Patrice Cormier has had a change of heart, and all it’s going to cost him is what little credibility he has left.
The Rouyn-Noranda Huskies and Cormier announced yesterday that they would be appealing the Quebec Major Junior Hockey League’s season-long suspension of the 19-year-old forward.
“He could serve up to 48 games, that's too much,” said Huskies coach and general manager Andre Tourigny.
“I respect the decision of the QMJHL even if I find it too severe. I deeply regret the circumstances surrounding this event and I wish Mikael Tam a speedy and full recovery. Thanks for your attention,” said Cormier in a short statement read to the Canadian Press by telephone.

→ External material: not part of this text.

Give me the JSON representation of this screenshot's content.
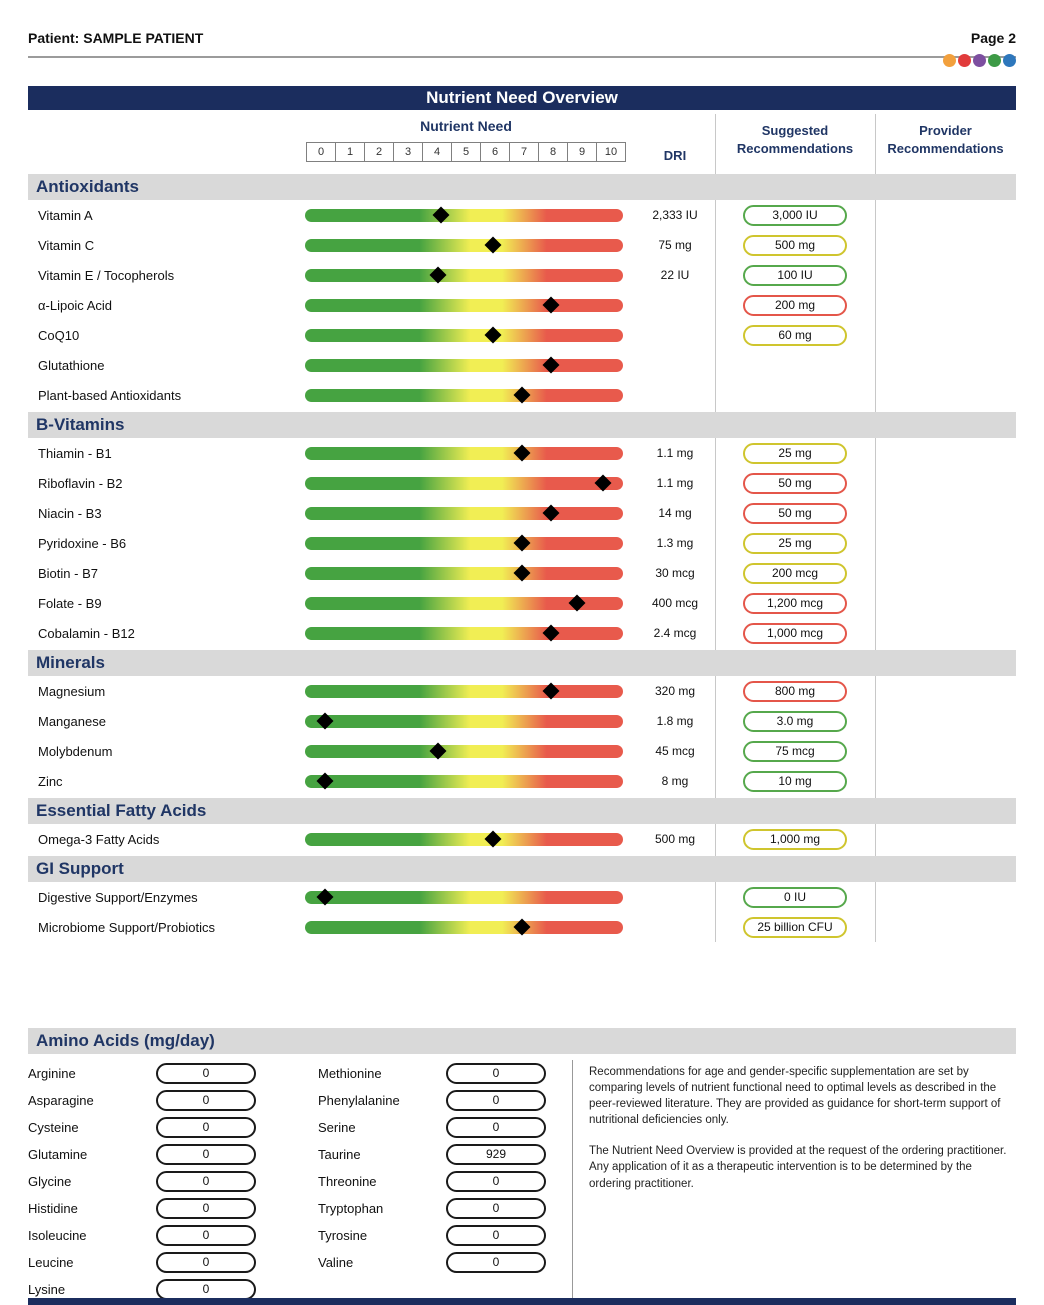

This is a departure from his statement Tuesday morning: “I fully respect the Quebec Major Junior League's decision regarding the Mikael Tam incident.”

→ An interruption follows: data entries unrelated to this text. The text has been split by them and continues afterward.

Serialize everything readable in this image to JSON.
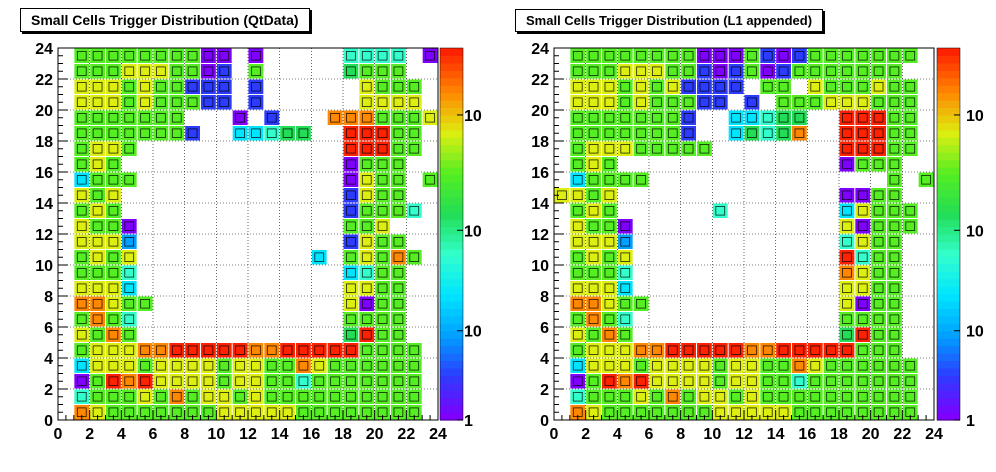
{
  "titles": {
    "left": "Small Cells Trigger Distribution (QtData)",
    "right": "Small Cells Trigger Distribution (L1 appended)"
  },
  "footer": "",
  "chart_data": [
    {
      "type": "heatmap",
      "title": "Small Cells Trigger Distribution (QtData)",
      "xlabel": "",
      "ylabel": "",
      "xlim": [
        0,
        24
      ],
      "ylim": [
        0,
        24
      ],
      "xticks": [
        0,
        2,
        4,
        6,
        8,
        10,
        12,
        14,
        16,
        18,
        20,
        22,
        24
      ],
      "yticks": [
        0,
        2,
        4,
        6,
        8,
        10,
        12,
        14,
        16,
        18,
        20,
        22,
        24
      ],
      "z_scale": "log",
      "colorbar_labels": [
        "1",
        "10",
        "10",
        "10"
      ],
      "grid": true,
      "grid_encoding": "rows listed top (y=23) to bottom (y=0); each row is 24 characters for x=0..23; '.' = empty; 0-9 = color level from purple (0) to red (9)",
      "grid_rows": [
        ".6666666600.0.....4444.0",
        ".6667776601.6.....5666..",
        ".7776766111.1......7666.",
        ".7776766611.1......7777.",
        ".6666666...0.1...8886667",
        ".66666661..33455..99966.",
        ".6776.............99966.",
        ".676..............0666..",
        ".3666.............0766.6",
        ".767..............1766..",
        ".676..............16664.",
        ".7660.............667...",
        ".7772.............1766..",
        ".6767...........3.67686.",
        ".6664.............3466..",
        ".7773.............7766..",
        ".88766............7066..",
        ".6864.............6666..",
        ".7686.............5966..",
        ".6777889999988999996666.",
        ".3777677776776687666666.",
        ".0698977776776646666666.",
        ".4666768677676666666666.",
        ".8766666667777766666666."
      ]
    },
    {
      "type": "heatmap",
      "title": "Small Cells Trigger Distribution (L1 appended)",
      "xlabel": "",
      "ylabel": "",
      "xlim": [
        0,
        24
      ],
      "ylim": [
        0,
        24
      ],
      "xticks": [
        0,
        2,
        4,
        6,
        8,
        10,
        12,
        14,
        16,
        18,
        20,
        22,
        24
      ],
      "yticks": [
        0,
        2,
        4,
        6,
        8,
        10,
        12,
        14,
        16,
        18,
        20,
        22,
        24
      ],
      "z_scale": "log",
      "colorbar_labels": [
        "1",
        "10",
        "10",
        "10"
      ],
      "grid": true,
      "grid_encoding": "rows listed top (y=23) to bottom (y=0); each row is 24 characters for x=0..23; '.' = empty; 0-9 = color level from purple (0) to red (9)",
      "grid_rows": [
        ".6666666600061016666666.",
        ".666777661016016666666..",
        ".77767671111.66.7666766.",
        ".7776766611.1.666777666.",
        ".66666661..33455..99966.",
        ".66666661..35458..99966.",
        ".677766666........99966.",
        ".676..............0666..",
        ".36666...............6.6",
        "7767..............0066..",
        ".676......4.......37666.",
        ".7660.............70666.",
        ".7772.............4766..",
        ".6767.............9466..",
        ".6664.............8766..",
        ".7773.............7766..",
        ".88766............7066..",
        ".6864.............6666..",
        ".7686.............5966..",
        ".677788999998899999666..",
        ".3777677776776687666666.",
        ".0698977776776646666666.",
        ".4666768677676666666666.",
        ".8766666667777766666666."
      ]
    }
  ],
  "palette": [
    "#7f00ff",
    "#2c3cff",
    "#00a0ff",
    "#00e5ff",
    "#33ffcc",
    "#22dd55",
    "#55ee22",
    "#ddee11",
    "#ff8800",
    "#ff2200"
  ]
}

Earlier this week I had criticized that particular statement by Cormier because there was no actual apology to Tam. He still hasn’t apologized and this appeal is much worse, adding insult to injury.
Cormier could have continued his career in, as Tourigny said, just 48 games. If he had accepted his punishment, acted contrite whenever asked about the incident and worked hard on the ice to develop as a player, he’d likely make the NHL within two years.

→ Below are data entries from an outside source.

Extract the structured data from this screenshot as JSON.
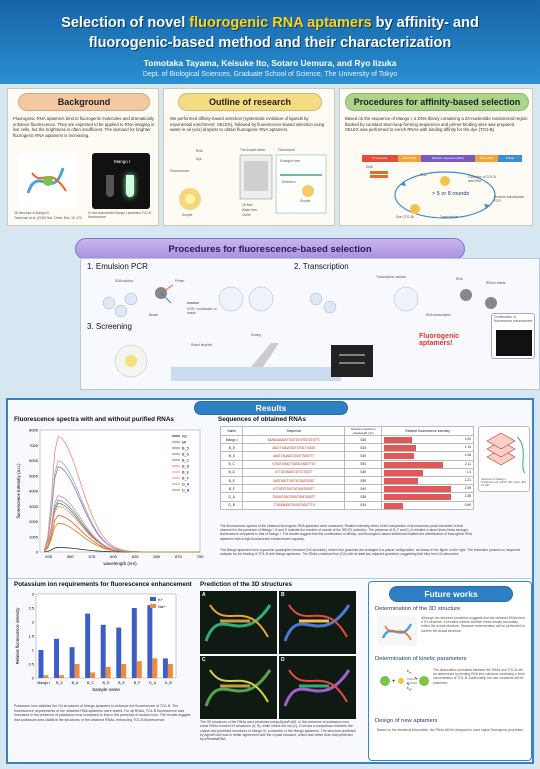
{
  "header": {
    "title_pre": "Selection of novel ",
    "title_highlight": "fluorogenic RNA aptamers",
    "title_post": " by affinity- and",
    "title_line2": "fluorogenic-based method and their characterization",
    "authors": "Tomotaka Tayama, Keisuke Ito, Sotaro Uemura, and Ryo Iizuka",
    "affiliation": "Dept. of Biological Sciences, Graduate School of Science, The University of Tokyo"
  },
  "background": {
    "title": "Background",
    "text": "Fluorogenic RNA aptamers bind to fluorogenic molecules and dramatically enhance fluorescence. They are expected to be applied to RNA imaging in live cells, but the brightness is often insufficient. The demand for brighter fluorogenic RNA aptamers is increasing.",
    "img1_caption": "3D structure of Mango III",
    "img1_cite": "Trachman et al. (2019) Nat. Chem. Biol. 15, 472",
    "img2_label": "Mango I",
    "img2_caption": "In vitro-transcribed Mango I aptamers TO1-B fluorescence"
  },
  "outline": {
    "title": "Outline of research",
    "text": "We performed affinity-based selection (systematic evolution of ligands by exponential enrichment; SELEX), followed by fluorescence-based selection using water-in-oil (w/o) droplets to obtain fluorogenic RNA aptamers.",
    "labels": [
      "RNA",
      "Dye",
      "Fluorescence",
      "Droplet",
      "The droplet sorter",
      "Fluorescent",
      "Enlarged view",
      "Oil flow",
      "Water flow",
      "Outlet",
      "Detection",
      "Droplet"
    ]
  },
  "affinity": {
    "title": "Procedures for affinity-based selection",
    "text": "Based on the sequence of Mango I, a DNA library containing a 23-nucleotide randomized region flanked by constant stem-loop-forming sequences and primer-binding sites was prepared. SELEX was performed to enrich RNAs with binding affinity for the dye (TO1-B).",
    "library": [
      "T7 promoter",
      "Stem (5nt)",
      "Random sequence (23nt)",
      "Stem (5nt)",
      "Primer"
    ],
    "labels": [
      "DNA",
      "RNA",
      "Dye (TO1-B)",
      "Collection of TO1-B with RNA",
      "× 5 or 8 rounds",
      "Reverse transcription PCR",
      "Transcription"
    ]
  },
  "fluorescence": {
    "title": "Procedures for fluorescence-based selection",
    "step1": "1. Emulsion PCR",
    "step2": "2. Transcription",
    "step3": "3. Screening",
    "labels": [
      "DNA solution",
      "Primer",
      "Beads",
      "KOD + purification of beads",
      "Transcription solution",
      "RNA",
      "RNA in beads",
      "RNA transcription",
      "Sorting",
      "Select droplets",
      "Confirmation of fluorescence enhancement"
    ],
    "fluo_label": "Fluorogenic aptamers!"
  },
  "results": {
    "title": "Results",
    "spectra": {
      "title": "Fluorescence spectra with and without purified RNAs",
      "xlabel": "wavelength (nm)",
      "ylabel": "fluorescence intensity (a.u.)"
    },
    "sequences": {
      "title": "Sequences of obtained RNAs",
      "headers": [
        "Name",
        "Sequence",
        "Emission maximum wavelength (nm)",
        "Relative fluorescence intensity"
      ],
      "rows": [
        {
          "name": "Mango I",
          "seq": "GAAGGAAGGATTGGTATGTGGTATATTC",
          "em": "536",
          "rel": "1.00"
        },
        {
          "name": "B_5",
          "seq": "AGATTAGGATGGTGTGGTTGGGT",
          "em": "533",
          "rel": "1.14"
        },
        {
          "name": "B_6",
          "seq": "AGATTAGAGGTGGGTTGGGTTT",
          "em": "535",
          "rel": "1.06"
        },
        {
          "name": "B_C",
          "seq": "GTGGTAGGGTTAGGGTAGGTTGT",
          "em": "534",
          "rel": "2.11"
        },
        {
          "name": "B_D",
          "seq": "ATTGGTAGGGTGTGTTGGTT",
          "em": "536",
          "rel": "1.4"
        },
        {
          "name": "B_E",
          "seq": "GAGTGGGTTGGTATGGATGGGT",
          "em": "535",
          "rel": "1.21"
        },
        {
          "name": "B_F",
          "seq": "ATTGGTGTGGTATGGATGGGTT",
          "em": "540",
          "rel": "2.39"
        },
        {
          "name": "D_A",
          "seq": "TGGGGTGGGTGGGTGGATGGGTT",
          "em": "538",
          "rel": "2.38"
        },
        {
          "name": "D_B",
          "seq": "TTGGGAGGGTGGGGTGGGTTTG",
          "em": "534",
          "rel": "0.69"
        }
      ],
      "note1": "The fluorescence spectra of the obtained fluorogenic RNA aptamers were measured. Relative intensity refers to the comparison of fluorescence peak intensities to that observed in the presence of Mango I. B and D indicate the number of rounds of the SELEX selection. The presence of B_F and D_A resulted in about three times stronger fluorescence compared to that of Mango I. The results suggest that the combination of affinity- and fluorogenic-based selections enables the identification of fluorogenic RNA aptamers with a high fluorescence enhancement capacity.",
      "note2": "The Mango aptamers form a guanine quadruplex structure (G4 structure), where four guanines are arranged in a planar configuration, as shown in the figure on the right. The resolution process on sequence analysis for the binding of TO1-B with Mango aptamers. The RNAs contained four (G4) with at least two adjacent guanines, suggesting that they form G4 structures.",
      "struct_caption": "Structure of Mango I",
      "struct_cite": "Trachman et al. (2017) Nat. Chem. Biol. 13, 807"
    },
    "potassium": {
      "title": "Potassium ion requirements for fluorescence enhancement",
      "xlabel": "Sample name",
      "ylabel": "Relative fluorescence intensity",
      "note": "Potassium ions stabilize the G4 structures of Mango aptamers to enhance the fluorescence of TO1-B. The fluorescence requirements of the obtained RNA aptamers were tested. For all RNAs, TO1-B fluorescence was increased in the presence of potassium ions compared to that in the presence of sodium ions. The results suggest that potassium ions stabilize the structures of the obtained RNAs, enhancing TO1-B fluorescence."
    },
    "prediction": {
      "title": "Prediction of the 3D structures",
      "panels": [
        "A",
        "B",
        "C",
        "D"
      ],
      "note": "The 3D structures of the RNAs were predicted using AlphaFold3. In the presence of potassium ions, some RNAs formed G4 structures (A, B), while others did not (C). D shows a comparison between the crystal and predicted structures of Mango III, a member of the Mango aptamers. The structure predicted by AlphaFold3 was in better agreement with the crystal structure, which was better than that predicted by trRosettaRNA."
    }
  },
  "future": {
    "title": "Future works",
    "h1": "Determination of the 3D structure",
    "t1": "Although the structure prediction suggests that the obtained RNAs form a G4 structure, it remains unclear whether these results accurately reflect the actual structure. Structure determination will be performed to confirm the actual structure.",
    "h2": "Determination of kinetic parameters",
    "t2": "The dissociation constants between the RNAs and TO1-B will be determined by titrating RNA into solutions containing a fixed concentration of TO1-B. Additionally, the rate constants will be examined.",
    "kon": "k",
    "koff": "k",
    "h3": "Design of new aptamers",
    "t3": "Based on the structural information, the RNAs will be designed to have higher fluorogenic properties."
  },
  "chart_data": [
    {
      "type": "line",
      "title": "Fluorescence spectra with and without purified RNAs",
      "xlabel": "wavelength (nm)",
      "ylabel": "fluorescence intensity (a.u.)",
      "x": [
        520,
        525,
        530,
        535,
        540,
        545,
        550,
        555,
        560,
        565,
        570,
        575,
        580,
        585,
        590,
        595,
        600,
        605,
        610,
        615,
        620
      ],
      "xticks": [
        525,
        550,
        575,
        600,
        625,
        650,
        675,
        700
      ],
      "xlim": [
        515,
        700
      ],
      "ylim": [
        0,
        8000
      ],
      "yticks": [
        0,
        1000,
        2000,
        3000,
        4000,
        5000,
        6000,
        7000,
        8000
      ],
      "series": [
        {
          "name": "NC",
          "peak": 300,
          "color": "#333333"
        },
        {
          "name": "MI",
          "peak": 2400,
          "color": "#e8553e"
        },
        {
          "name": "B_5",
          "peak": 3200,
          "color": "#4e79d8"
        },
        {
          "name": "B_6",
          "peak": 3400,
          "color": "#59a14f"
        },
        {
          "name": "B_C",
          "peak": 5600,
          "color": "#a05fd0"
        },
        {
          "name": "B_D",
          "peak": 3700,
          "color": "#e377c2"
        },
        {
          "name": "B_E",
          "peak": 3000,
          "color": "#f2a33a"
        },
        {
          "name": "B_F",
          "peak": 7600,
          "color": "#ff7f7f"
        },
        {
          "name": "D_A",
          "peak": 6000,
          "color": "#76b7b2"
        },
        {
          "name": "D_B",
          "peak": 1900,
          "color": "#b8860b"
        }
      ],
      "legend": "top-right"
    },
    {
      "type": "bar",
      "title": "Potassium ion requirements for fluorescence enhancement",
      "xlabel": "Sample name",
      "ylabel": "Relative fluorescence intensity",
      "categories": [
        "Mango I",
        "B_5",
        "B_6",
        "B_C",
        "B_D",
        "B_E",
        "B_F",
        "D_A",
        "D_B"
      ],
      "series": [
        {
          "name": "K+",
          "values": [
            1.0,
            1.4,
            1.1,
            2.3,
            1.9,
            1.8,
            2.5,
            2.6,
            0.7
          ],
          "color": "#3b5ec9"
        },
        {
          "name": "Na+",
          "values": [
            0.1,
            0.1,
            0.5,
            0.2,
            0.4,
            0.5,
            0.6,
            0.7,
            0.5
          ],
          "color": "#f08b3a"
        }
      ],
      "ylim": [
        0,
        3
      ],
      "legend": "top-right"
    }
  ]
}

But now he’s rubbing some salt in the wound, and not winning over any supporters.
Although I felt that the suspension was a fair punishment for what was clearly a malicious hit, other corners were calling for a lifetime ban. I can only imagine the ink that will be spilled if Cormier’s suspension is shortened.
That said, I do understand the team’s motivation behind the appeal. Rouyn-Noranda paid a hefty price to acquire Cormier. Specifically, they sent two promising players in Michael Beaudry and Alexandre Mallet (both just 18 years old) as well as three first round draft picks and one second round draft pick to the Rimouski Oceanic for Cormier and Jordan Caron.
To lose one of those players to suspension for the rest of the season – and possibly for the rest of his junior career if he moves on to the NHL or AHL next year – cripples the Huskies playoff chances. Rouyn-Noranda’s playoff window is closing, and Tourigny knows that he gave up the team’s future is bleak without those four picks.
The problem is, of course, that although Cormier might not play again this season, he’ll definitely be playing somewhere next year. The same can’t be said for his victim, Mikael Tam.
Although Cormier’s suspension is a bitter pill to swallow, it did give him the opportunity to move on. The same can’t be said for Tam. Cormier should be counting his blessings, not the number of games he’ll be missing.